Андершафт из «Майора Барбары» делает взрывчатку и пушки, а также выбирает себе в преемники не сына, не естественного наследника, а человека, лишенного сентиментальности, а потому способного стать хорошим менеджером. Так что «биология» у Шоу значима отнюдь не в плане природных связей, она у него проективна, как у Ницше: новый человек должен быть создан. Пушки и взрывчатка у Шоу куда ближе к биологии, чем может показаться, – ближе к проблематике его сверхчеловека, его Мафусаила. Шпенглер говорит, что идеалы Ницше, лишенные у Шоу их морального пафоса, предстают практикой человеководства. Нужно только добавить, что эта селекция и репродукция ведутся опять же на фабриках. Технологическая модификация и придает его этому проективному биологизму метафизический размах – поскольку вопрос о технике может быть метафизическим. А это метафизический вопрос, как всякий вопрос о жизни и смерти. Естественные измерения человека, его природные определения не интересуют Шоу – не только идеологически, но и в персональном плане.[2]

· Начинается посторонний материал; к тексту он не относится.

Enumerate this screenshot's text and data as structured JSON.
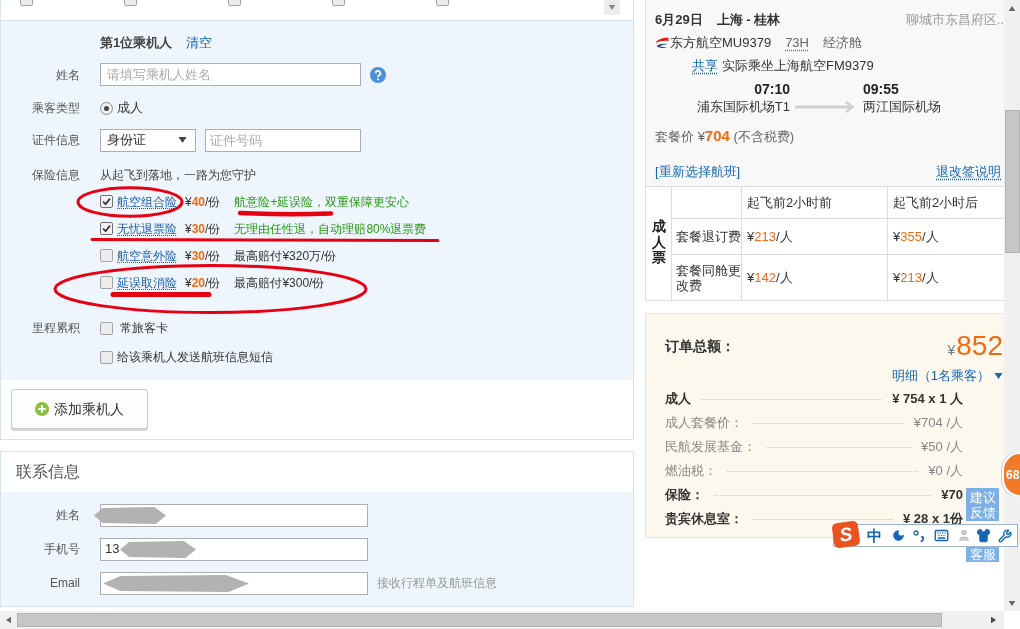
{
  "passenger_picker": {
    "passengers": [
      {
        "checked": false
      },
      {
        "checked": false
      },
      {
        "checked": false
      },
      {
        "checked": false
      },
      {
        "checked": false
      }
    ]
  },
  "passenger": {
    "title": "第1位乘机人",
    "clear": "清空",
    "name": {
      "label": "姓名",
      "placeholder": "请填写乘机人姓名"
    },
    "type": {
      "label": "乘客类型",
      "options": [
        {
          "label": "成人",
          "selected": true
        }
      ]
    },
    "document": {
      "label": "证件信息",
      "type": "身份证",
      "placeholder": "证件号码"
    },
    "insurance": {
      "label": "保险信息",
      "intro": "从起飞到落地，一路为您守护",
      "items": [
        {
          "name": "航空组合险",
          "currency": "¥",
          "amount": "40",
          "unit": "/份",
          "checked": true,
          "note": "航意险+延误险，双重保障更安心",
          "highlight": true
        },
        {
          "name": "无忧退票险",
          "currency": "¥",
          "amount": "30",
          "unit": "/份",
          "checked": true,
          "note": "无理由任性退，自动理赔80%退票费",
          "highlight": true
        },
        {
          "name": "航空意外险",
          "currency": "¥",
          "amount": "30",
          "unit": "/份",
          "checked": false,
          "note": "最高赔付¥320万/份",
          "highlight": false
        },
        {
          "name": "延误取消险",
          "currency": "¥",
          "amount": "20",
          "unit": "/份",
          "checked": false,
          "note": "最高赔付¥300/份",
          "highlight": false
        }
      ]
    },
    "mileage": {
      "label": "里程累积",
      "option": {
        "label": "常旅客卡",
        "checked": false
      }
    },
    "sms": {
      "label": "给该乘机人发送航班信息短信",
      "checked": false
    }
  },
  "add_passenger": "添加乘机人",
  "contact": {
    "title": "联系信息",
    "fields": [
      {
        "label": "姓名",
        "redacted": true
      },
      {
        "label": "手机号",
        "value": "13",
        "redacted": true
      },
      {
        "label": "Email",
        "redacted": true,
        "hint": "接收行程单及航班信息"
      }
    ]
  },
  "flight": {
    "date": "6月29日",
    "route": "上海 - 桂林",
    "location": "聊城市东昌府区..",
    "airline": "东方航空MU9379",
    "aircraft": "73H",
    "cabin": "经济舱",
    "share_tag": "共享",
    "operated_by": "实际乘坐上海航空FM9379",
    "depart": {
      "time": "07:10",
      "airport": "浦东国际机场T1"
    },
    "arrive": {
      "time": "09:55",
      "airport": "两江国际机场"
    },
    "price_label": "套餐价",
    "price_currency": "¥",
    "price": "704",
    "price_note": "(不含税费)",
    "reselect": "[重新选择航班]",
    "rules": "退改签说明"
  },
  "fee_table": {
    "group": "成人票",
    "columns": [
      "起飞前2小时前",
      "起飞前2小时后"
    ],
    "rows": [
      {
        "label": "套餐退订费",
        "cells": [
          {
            "currency": "¥",
            "amount": "213",
            "unit": "/人"
          },
          {
            "currency": "¥",
            "amount": "355",
            "unit": "/人"
          }
        ]
      },
      {
        "label": "套餐同舱更改费",
        "cells": [
          {
            "currency": "¥",
            "amount": "142",
            "unit": "/人"
          },
          {
            "currency": "¥",
            "amount": "213",
            "unit": "/人"
          }
        ]
      }
    ]
  },
  "order": {
    "title": "订单总额：",
    "currency": "¥",
    "total": "852",
    "details_toggle": "明细（1名乘客）",
    "lines": [
      {
        "label": "成人",
        "value": "¥ 754 x 1 人",
        "bold": true
      },
      {
        "label": "成人套餐价：",
        "value": "¥704 /人",
        "bold": false
      },
      {
        "label": "民航发展基金：",
        "value": "¥50 /人",
        "bold": false
      },
      {
        "label": "燃油税：",
        "value": "¥0 /人",
        "bold": false
      },
      {
        "label": "保险：",
        "value": "¥70",
        "bold": true
      },
      {
        "label": "贵宾休息室：",
        "value": "¥ 28 x 1份",
        "bold": true
      }
    ]
  },
  "side_widgets": {
    "badge": "68",
    "feedback": "建议反馈",
    "service": "客服"
  },
  "ime_toolbar": {
    "logo": "S",
    "mode": "中"
  }
}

Здесь нельзя не привести высказывания о Шоу Томаса Манна:
...стеклянной натуре Шоу плотское воздержание давалось, по-видимому, так же легко, как и воздержание от мяса его жизни при всей ее масштабности недостает полнокровия, и это в какой-то мере мельчит ее В облике Шоу, не только физическом, но и духовном, есть что-то суховатое, вегетариански-бесстрастное, что не вполне согласуется с моим представлением о величии.
Одну из своих пьес он назвал: «Легкая игра с серьезными вещами». Он мог бы назвать так любое свое произведение, и меня берет раздумье, не есть ли это определение искусства будущего и не был ли Шоу смеющимся пророком человечества, освобожденного от всего темного и трагического. В то же время я спрашиваю себя, не слишком ли легко давалась ему эта легкость и был ли он вообще способен принимать всерьез серьзные вещи.
2
Отсутствие у Шоу интереса к женщинам, куда более поражающее, чем его вегетарианство, нельзя объяснить ни физическими изьянами, ни гомосексуальной установкой. В многотомной биографии Шоу, написанной Майклом Холройдом, приводятся сведения о связях Шоу с женщинами – актрисами, тянувшимися за восходящей звездой английского театра. Подчас соперничество и столкновения этих дам из-за Шоу принимали водевильный характер. Эти ли фарсы способствовали его отказу от сексуальных связей, даже в браке (брак Шоу был, как известно, «белым», он сам говорил об этом)?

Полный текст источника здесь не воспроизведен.